Go to Synapse Studio
From an Azure Synapse workspace, select Launch Synapse Studio. On the Synapse Studio home page, select Data to go to Data Object Explorer.
Connect an Azure Data Explorer database to an Azure Synapse workspace
Connecting an Azure Data Explorer database to a workspace is done through a linked service. With an Azure Data Explorer linked service, you can browse and explore data, read, and write from Apache Spark for Azure Synapse. You can also run integration jobs in a pipeline.
From the Data Object Explorer, follow these steps to directly connect an Azure Data Explorer cluster:
Select the + icon near Data.
Select Connect to connect to external data.
Select Azure Data Explorer (Kusto).
Use a friendly name to name the linked service. The name will appear in the Data Object Explorer and is used by Azure Synapse runtimes to connect to the database.
Select the Azure Data Explorer cluster from your subscription, or enter the URI.
Enter the Service principal ID and Service principal key. Ensure this service principal has view access on the database for read operation and ingestor access for ingesting data.
Enter the Azure Data Explorer database name.
Select Test connection to ensure you have the right permissions.
(Optional) Test connection doesn't validate write access. Ensure your service principal ID has write access to the Azure Data Explorer database.
Azure Data Explorer clusters and databases appear on the Linked tab under the Azure Data Explorer section.
In the current release, the database objects are populated based on your Azure AD account permissions on the Azure Data Explorer databases. When you run the Apache Spark notebooks or integration jobs, the credential in the link service will be used (for example, service principal).

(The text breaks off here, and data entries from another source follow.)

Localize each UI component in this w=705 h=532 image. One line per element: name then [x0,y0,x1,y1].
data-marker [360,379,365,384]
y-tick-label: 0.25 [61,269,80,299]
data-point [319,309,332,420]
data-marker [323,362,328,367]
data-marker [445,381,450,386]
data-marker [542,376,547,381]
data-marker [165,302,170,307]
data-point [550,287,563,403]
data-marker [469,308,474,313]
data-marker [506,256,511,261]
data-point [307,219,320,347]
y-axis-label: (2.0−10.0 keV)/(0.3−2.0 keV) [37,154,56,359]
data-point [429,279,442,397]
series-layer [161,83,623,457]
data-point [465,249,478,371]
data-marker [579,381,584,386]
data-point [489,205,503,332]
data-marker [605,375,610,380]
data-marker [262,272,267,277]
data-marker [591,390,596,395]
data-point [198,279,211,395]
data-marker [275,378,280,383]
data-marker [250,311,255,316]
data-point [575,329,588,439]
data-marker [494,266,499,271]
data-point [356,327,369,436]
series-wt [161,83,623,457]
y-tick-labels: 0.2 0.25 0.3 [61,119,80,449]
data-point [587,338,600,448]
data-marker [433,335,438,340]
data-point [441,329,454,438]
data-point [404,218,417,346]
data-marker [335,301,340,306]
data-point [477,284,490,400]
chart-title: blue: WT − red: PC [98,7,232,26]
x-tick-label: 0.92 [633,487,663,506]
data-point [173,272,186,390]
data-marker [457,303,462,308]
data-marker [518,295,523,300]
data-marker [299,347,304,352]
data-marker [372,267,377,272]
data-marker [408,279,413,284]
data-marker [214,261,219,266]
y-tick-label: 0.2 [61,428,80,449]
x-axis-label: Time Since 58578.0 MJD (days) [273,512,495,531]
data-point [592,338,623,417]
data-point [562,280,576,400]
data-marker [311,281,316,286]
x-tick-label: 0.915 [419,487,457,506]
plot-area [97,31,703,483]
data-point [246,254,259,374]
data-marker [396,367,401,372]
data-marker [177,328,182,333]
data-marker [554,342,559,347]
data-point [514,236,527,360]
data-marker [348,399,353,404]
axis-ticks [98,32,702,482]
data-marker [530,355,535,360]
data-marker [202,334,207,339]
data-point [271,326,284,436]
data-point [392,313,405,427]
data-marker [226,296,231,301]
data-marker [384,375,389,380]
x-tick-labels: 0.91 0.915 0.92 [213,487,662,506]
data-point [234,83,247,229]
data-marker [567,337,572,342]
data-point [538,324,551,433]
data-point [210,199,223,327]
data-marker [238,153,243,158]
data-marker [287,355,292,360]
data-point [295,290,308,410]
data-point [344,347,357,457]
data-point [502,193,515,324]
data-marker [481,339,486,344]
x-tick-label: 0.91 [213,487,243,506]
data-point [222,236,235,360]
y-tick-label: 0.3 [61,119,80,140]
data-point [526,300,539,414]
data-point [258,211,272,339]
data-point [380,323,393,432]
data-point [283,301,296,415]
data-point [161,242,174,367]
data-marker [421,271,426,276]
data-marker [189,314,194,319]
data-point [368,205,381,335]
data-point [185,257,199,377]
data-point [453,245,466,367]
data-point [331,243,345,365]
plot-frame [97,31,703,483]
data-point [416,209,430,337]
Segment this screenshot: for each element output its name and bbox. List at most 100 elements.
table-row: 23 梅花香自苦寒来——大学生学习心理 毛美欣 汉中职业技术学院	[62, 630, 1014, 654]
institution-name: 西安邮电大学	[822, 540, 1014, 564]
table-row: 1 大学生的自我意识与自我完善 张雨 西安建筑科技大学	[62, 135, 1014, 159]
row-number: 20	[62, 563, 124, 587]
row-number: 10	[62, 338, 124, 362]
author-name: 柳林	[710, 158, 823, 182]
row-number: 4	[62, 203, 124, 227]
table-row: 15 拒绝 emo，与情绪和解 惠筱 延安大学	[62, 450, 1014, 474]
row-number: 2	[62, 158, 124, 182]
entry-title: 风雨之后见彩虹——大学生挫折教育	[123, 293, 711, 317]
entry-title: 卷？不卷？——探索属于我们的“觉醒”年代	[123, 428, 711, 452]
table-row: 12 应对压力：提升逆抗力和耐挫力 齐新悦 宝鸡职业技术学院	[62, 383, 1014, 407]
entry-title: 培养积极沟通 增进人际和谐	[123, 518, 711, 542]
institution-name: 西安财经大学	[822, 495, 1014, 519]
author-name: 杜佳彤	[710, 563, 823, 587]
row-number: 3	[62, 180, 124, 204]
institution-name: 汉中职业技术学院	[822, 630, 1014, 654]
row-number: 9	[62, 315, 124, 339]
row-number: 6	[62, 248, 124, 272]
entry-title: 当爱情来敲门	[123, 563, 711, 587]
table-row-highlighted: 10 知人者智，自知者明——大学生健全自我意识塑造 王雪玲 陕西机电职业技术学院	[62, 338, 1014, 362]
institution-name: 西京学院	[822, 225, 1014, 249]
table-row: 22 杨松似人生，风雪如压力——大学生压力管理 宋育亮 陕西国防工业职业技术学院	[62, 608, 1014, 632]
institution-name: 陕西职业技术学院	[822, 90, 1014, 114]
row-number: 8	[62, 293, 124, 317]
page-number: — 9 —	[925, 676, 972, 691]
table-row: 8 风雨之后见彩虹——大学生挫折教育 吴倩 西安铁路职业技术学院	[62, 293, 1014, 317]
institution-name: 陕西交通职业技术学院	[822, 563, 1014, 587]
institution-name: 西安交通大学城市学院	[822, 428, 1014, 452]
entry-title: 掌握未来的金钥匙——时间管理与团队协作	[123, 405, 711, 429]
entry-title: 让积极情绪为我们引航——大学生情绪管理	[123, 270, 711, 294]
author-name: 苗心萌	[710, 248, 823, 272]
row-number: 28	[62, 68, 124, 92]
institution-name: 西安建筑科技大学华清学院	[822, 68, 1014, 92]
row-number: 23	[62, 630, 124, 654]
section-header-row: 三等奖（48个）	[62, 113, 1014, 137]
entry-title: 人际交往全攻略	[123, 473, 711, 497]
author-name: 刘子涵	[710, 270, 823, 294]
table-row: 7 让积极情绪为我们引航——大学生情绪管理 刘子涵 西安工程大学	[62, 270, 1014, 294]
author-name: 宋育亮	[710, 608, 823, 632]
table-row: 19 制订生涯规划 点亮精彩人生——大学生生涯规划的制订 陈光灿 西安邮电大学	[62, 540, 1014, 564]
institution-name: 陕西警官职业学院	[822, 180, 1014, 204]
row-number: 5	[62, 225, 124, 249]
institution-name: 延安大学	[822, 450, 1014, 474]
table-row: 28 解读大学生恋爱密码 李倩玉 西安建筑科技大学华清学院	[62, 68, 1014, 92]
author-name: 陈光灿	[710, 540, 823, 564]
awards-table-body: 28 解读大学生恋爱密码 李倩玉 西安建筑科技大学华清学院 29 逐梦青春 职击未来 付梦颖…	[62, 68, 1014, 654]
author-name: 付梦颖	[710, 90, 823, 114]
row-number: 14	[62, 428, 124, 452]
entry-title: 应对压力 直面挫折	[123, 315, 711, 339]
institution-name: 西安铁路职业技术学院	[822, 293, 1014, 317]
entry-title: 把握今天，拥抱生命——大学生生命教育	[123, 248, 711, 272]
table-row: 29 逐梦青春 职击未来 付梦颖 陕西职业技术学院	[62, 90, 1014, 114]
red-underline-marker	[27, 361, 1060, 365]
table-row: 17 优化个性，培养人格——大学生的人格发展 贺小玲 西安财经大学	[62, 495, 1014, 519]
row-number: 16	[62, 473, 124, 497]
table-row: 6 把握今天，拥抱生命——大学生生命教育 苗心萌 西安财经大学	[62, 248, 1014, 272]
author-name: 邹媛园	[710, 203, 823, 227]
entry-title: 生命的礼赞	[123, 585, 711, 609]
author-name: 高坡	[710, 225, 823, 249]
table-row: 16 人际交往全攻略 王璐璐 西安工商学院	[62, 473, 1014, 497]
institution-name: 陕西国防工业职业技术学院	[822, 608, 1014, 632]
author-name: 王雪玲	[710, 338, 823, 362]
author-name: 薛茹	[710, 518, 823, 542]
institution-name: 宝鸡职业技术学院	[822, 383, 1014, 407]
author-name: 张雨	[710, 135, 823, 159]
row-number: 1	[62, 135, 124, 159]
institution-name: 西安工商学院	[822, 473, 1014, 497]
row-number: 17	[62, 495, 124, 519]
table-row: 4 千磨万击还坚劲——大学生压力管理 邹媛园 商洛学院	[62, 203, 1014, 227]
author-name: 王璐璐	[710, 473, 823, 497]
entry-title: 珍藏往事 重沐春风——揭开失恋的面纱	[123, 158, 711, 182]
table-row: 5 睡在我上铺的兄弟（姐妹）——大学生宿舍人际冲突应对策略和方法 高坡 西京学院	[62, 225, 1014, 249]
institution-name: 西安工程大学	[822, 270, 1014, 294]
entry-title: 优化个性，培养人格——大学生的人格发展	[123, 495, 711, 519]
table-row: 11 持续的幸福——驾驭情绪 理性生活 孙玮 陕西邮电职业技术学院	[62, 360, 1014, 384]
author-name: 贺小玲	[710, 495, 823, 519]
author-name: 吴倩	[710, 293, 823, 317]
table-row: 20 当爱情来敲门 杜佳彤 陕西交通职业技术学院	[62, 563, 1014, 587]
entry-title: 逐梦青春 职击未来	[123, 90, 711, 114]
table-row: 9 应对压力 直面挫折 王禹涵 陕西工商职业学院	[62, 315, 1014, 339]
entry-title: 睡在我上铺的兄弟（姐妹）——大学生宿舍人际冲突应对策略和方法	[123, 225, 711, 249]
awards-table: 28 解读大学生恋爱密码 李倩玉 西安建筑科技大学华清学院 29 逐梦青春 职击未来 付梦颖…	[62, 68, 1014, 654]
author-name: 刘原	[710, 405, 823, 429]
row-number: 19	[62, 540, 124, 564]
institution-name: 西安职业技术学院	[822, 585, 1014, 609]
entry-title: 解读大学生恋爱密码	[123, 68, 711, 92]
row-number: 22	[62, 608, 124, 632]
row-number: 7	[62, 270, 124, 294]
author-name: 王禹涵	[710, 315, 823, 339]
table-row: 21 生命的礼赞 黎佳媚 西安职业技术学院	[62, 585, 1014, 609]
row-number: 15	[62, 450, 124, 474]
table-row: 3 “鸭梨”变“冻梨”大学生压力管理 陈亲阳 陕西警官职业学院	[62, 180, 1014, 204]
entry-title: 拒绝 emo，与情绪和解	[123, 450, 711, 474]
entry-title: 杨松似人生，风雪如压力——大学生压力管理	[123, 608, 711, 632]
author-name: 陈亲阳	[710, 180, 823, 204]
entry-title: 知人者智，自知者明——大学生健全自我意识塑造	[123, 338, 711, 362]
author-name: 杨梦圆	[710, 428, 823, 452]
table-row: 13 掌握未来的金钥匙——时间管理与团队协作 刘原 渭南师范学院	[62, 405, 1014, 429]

Quickly interact with code-generated actions
When you right-click a database or table, a list of sample Spark notebooks appears. Select an option to read, write, or stream data to Azure Data Explorer.
Here's an example of reading data. Attach the notebook to your Spark pool, and run the cell.
First-time execution might take more than three minutes to initiate the Spark session. Subsequent executions will be significantly faster.
The Azure Data Explorer connector is currently not supported with Azure Synapse managed virtual networks.